一本化ローンというのは、一本化という目的のために借り入れるローンです。商品として一本化ローンがあるわけではありません。銀行のカードローンなど、借り入れ限度額が大きいところで申し込み、そこで借り入れたお金を他社の返済に充てます。そして、他社の借り入れをまとめて返済した上で、一本化のために借りたローンの返済を月々行っていきます。

例えば、現在3社から100万円ずつ借り入れているとします。そこで3社から借り入れているお金をまとめて返済したいと思ったとき、3社とは別の銀行や消費者金融で、300万円のローンを組みます。その300万円を使って、3社それぞれ完済してしまい、後は300万円のローンを組んだ会社に月々返済を行っていきます。これが、一本化ローンの流れですね。

ここで、3社とは別にさらにローンを組もうとしたとき総量規制は関係しないのか?といった疑問が出てきます。総量規制とは、個人の借り入れ額は年収の3分の1までという仕組みです。銀行のローンであれば対象外となりますが、消費者金融の借り入れには適用されます。

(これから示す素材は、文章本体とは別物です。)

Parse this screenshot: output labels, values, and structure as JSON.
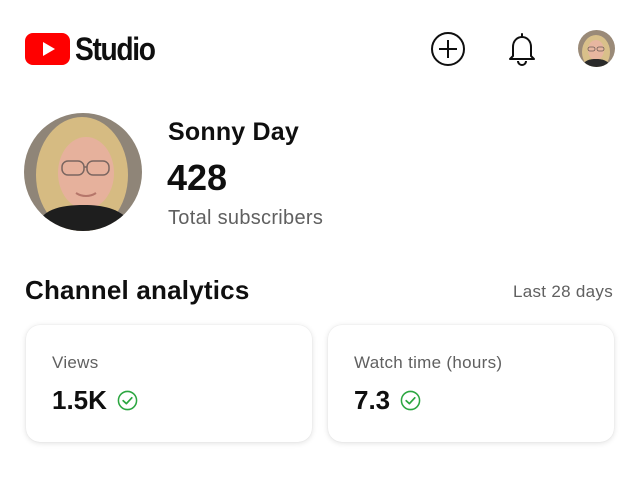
{
  "header": {
    "logo_text": "Studio",
    "brand_color": "#ff0000",
    "icons": [
      "youtube-play-icon",
      "create-plus-icon",
      "bell-icon",
      "account-avatar"
    ]
  },
  "channel": {
    "name": "Sonny Day",
    "subscribers": "428",
    "subscribers_label": "Total subscribers"
  },
  "analytics": {
    "title": "Channel analytics",
    "period": "Last 28 days",
    "cards": [
      {
        "label": "Views",
        "value": "1.5K",
        "status_icon": "check-circle-icon",
        "status_color": "#2ba640"
      },
      {
        "label": "Watch time (hours)",
        "value": "7.3",
        "status_icon": "check-circle-icon",
        "status_color": "#2ba640"
      }
    ]
  }
}
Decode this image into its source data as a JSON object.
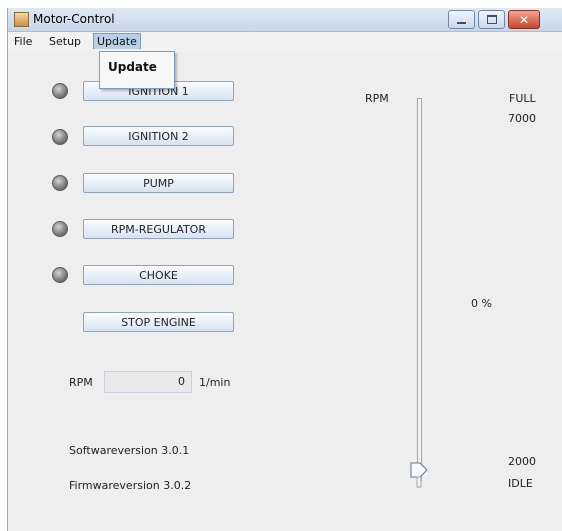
{
  "window": {
    "title": "Motor-Control"
  },
  "menubar": {
    "file": "File",
    "setup": "Setup",
    "update": "Update"
  },
  "dropdown": {
    "update_item": "Update"
  },
  "buttons": {
    "ignition1": "IGNITION 1",
    "ignition2": "IGNITION 2",
    "pump": "PUMP",
    "rpm_regulator": "RPM-REGULATOR",
    "choke": "CHOKE",
    "stop_engine": "STOP ENGINE"
  },
  "rpm": {
    "label": "RPM",
    "value": "0",
    "unit": "1/min"
  },
  "versions": {
    "software": "Softwareversion 3.0.1",
    "firmware": "Firmwareversion 3.0.2"
  },
  "slider": {
    "label": "RPM",
    "top_label": "FULL",
    "top_value": "7000",
    "percent": "0 %",
    "bottom_value": "2000",
    "bottom_label": "IDLE",
    "level": 0
  },
  "colors": {
    "titlebar": "#c7d7ea",
    "close_button": "#c9462c",
    "menu_highlight": "#b8cfe5"
  }
}
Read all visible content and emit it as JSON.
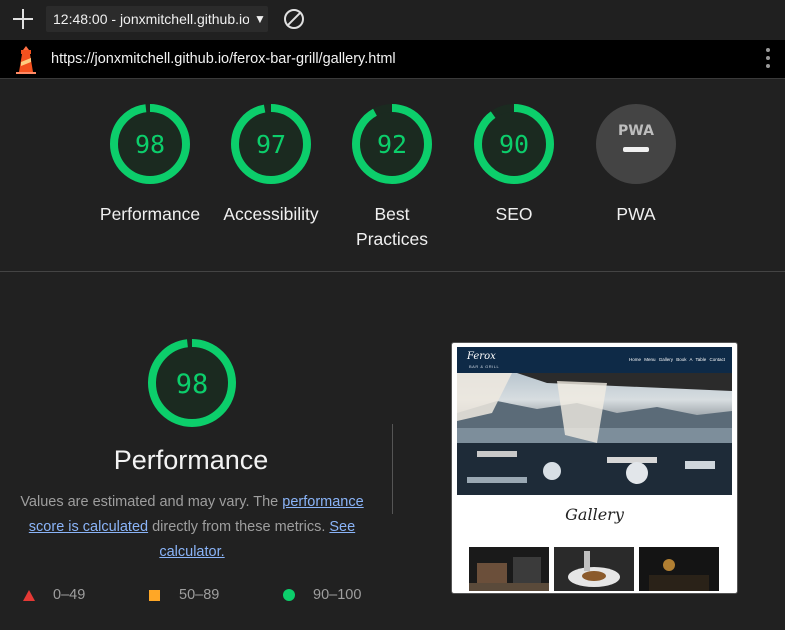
{
  "toolbar": {
    "new_icon": "plus-icon",
    "tab_text": "12:48:00 - jonxmitchell.github.io",
    "caret": "▼",
    "clear_icon": "block-icon"
  },
  "urlbar": {
    "logo": "lighthouse-icon",
    "url": "https://jonxmitchell.github.io/ferox-bar-grill/gallery.html",
    "menu_icon": "kebab-menu-icon"
  },
  "gauges": [
    {
      "value": "98",
      "score": 0.98,
      "label": "Performance",
      "color": "#0cce6b"
    },
    {
      "value": "97",
      "score": 0.97,
      "label": "Accessibility",
      "color": "#0cce6b"
    },
    {
      "value": "92",
      "score": 0.92,
      "label": "Best Practices",
      "color": "#0cce6b"
    },
    {
      "value": "90",
      "score": 0.9,
      "label": "SEO",
      "color": "#0cce6b"
    },
    {
      "value": "PWA",
      "label": "PWA",
      "color": "#444444"
    }
  ],
  "performance": {
    "score": "98",
    "fraction": 0.98,
    "title": "Performance",
    "desc_before": "Values are estimated and may vary. The ",
    "desc_link": "performance score is calculated",
    "desc_middle": " directly from these metrics. ",
    "desc_link2": "See calculator."
  },
  "legend": [
    {
      "range": "0–49",
      "color": "#e53935",
      "shape": "triangle"
    },
    {
      "range": "50–89",
      "color": "#ffa726",
      "shape": "square"
    },
    {
      "range": "90–100",
      "color": "#0cce6b",
      "shape": "circle"
    }
  ],
  "screenshot": {
    "logo": "Ferox",
    "sub": "BAR & GRILL",
    "links": "Home Menu Gallery Book A Table Contact",
    "heading": "Gallery"
  },
  "colors": {
    "pass": "#0cce6b",
    "pass_bg": "#1b2a20",
    "background": "#212121"
  }
}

ただ一本化のためのローンは、例外となるようです。

総量規制には、特別措置として利用者にとって有益なローン利用であれば、総量規制が適用されないといった条件があります。一本化ローンによって、利用者の返済による負担が軽減されるのであれば、年収の3分の1以上でも借り入れできます。これは消費者金融などで借り入れる際に当てはまります。

一本化ローンのメリットとデメリット

メリット

金利は、借り入れ額が大きくなるほど低くなります。つまり借り入れ額が大きいほど、利息は少なくて済むわけです。消費者金融や銀行などでは、金利を3.0%~18.0%など、幅をもたせた表記をしています。借り入れる額によって、金利が変動するからですね。例えば、利用限度額が1万円~99万円であれば金利は7.7%~18.0%。利用限度額が501万円~800万円であれば、金利は3.0%~4.7%といった具合です。

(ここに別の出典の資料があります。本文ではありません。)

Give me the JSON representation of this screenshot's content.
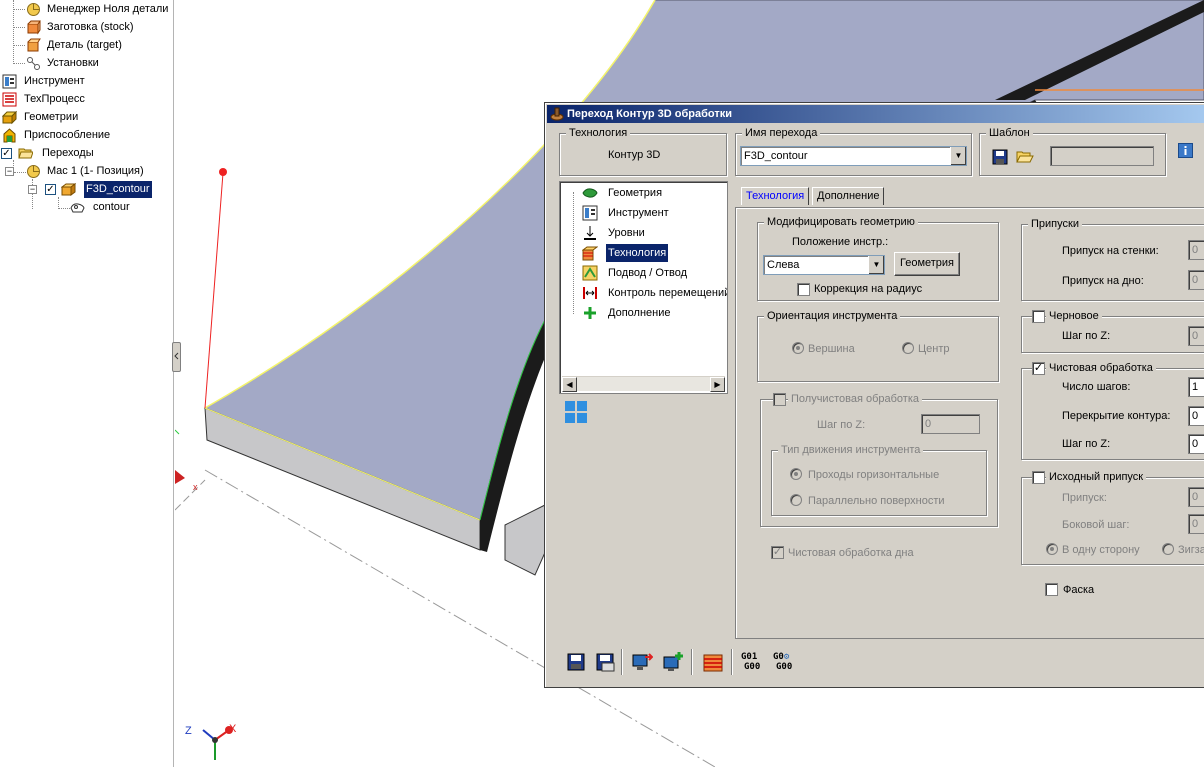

ここで、1社から300万円借り入れている場合と、3社から100万円ずつ借り入れている場合、どちらが金利によって支払う利息は大きくなるでしょうか?もちろん、前者の1社から300万円借り入れている場合です。そのため、1本化ローンによる主なメリットは、金利が低くなることによって利息分の支払い額が減ることにあります。

デメリット

ローンを一本化することで、1社にのみ月々返済していくことになります。すると、月々の返済額も減ることになります。返済額が減ることで、ローンを一本化する前と比べて、返済期間が長期化してしまう恐れがあります。これがデメリットです。ただ毎月の返済額を引き上げたり、まとまったお金があるときに繰り上げ返済することで、このデメリットは解消できるでしょう。

一本化ローンの審査基準

他社からの借り入れ状況

明確に何社から借り入れていれば審査に通らないといった基準はありませんが、借り入れ件数が多いほど、審査には不利に働きます。件数が多いということは、1社で大きな額を借り入れできないわけです。1社で借り入れできる額が少ないと、信用がないと見なされてしまいます。

信用情報に傷がないかどうか

他社での借り入れ状況や、返済に関する情報は、個人情報信用機関というところで一括管理されています。この管理されている情報は、審査の際に共有される情報でもあるわけです。過去に支払いの滞納や延滞などの履歴があると、審査に通ることが難しくなります。

勤続年数に加え安定した収入があるかどうか

仕事にまつわる情報も、審査には大きく影響しています。勤続年数が長い方が有利に働きますし、派遣社員よりも正社員の方が安定した収入が継続的に見込まれると、判断されるわけです。

まとめ

ローンの一本化は、返済負担を軽減するための便利な仕組みです。ただ誰でもローンの一本化ができるわけではなく、しかるべき審査に通る必要があります。また目的が一本化であれば総量規制の対象にはならないため、総量規制関係なく申し込むことが可能です。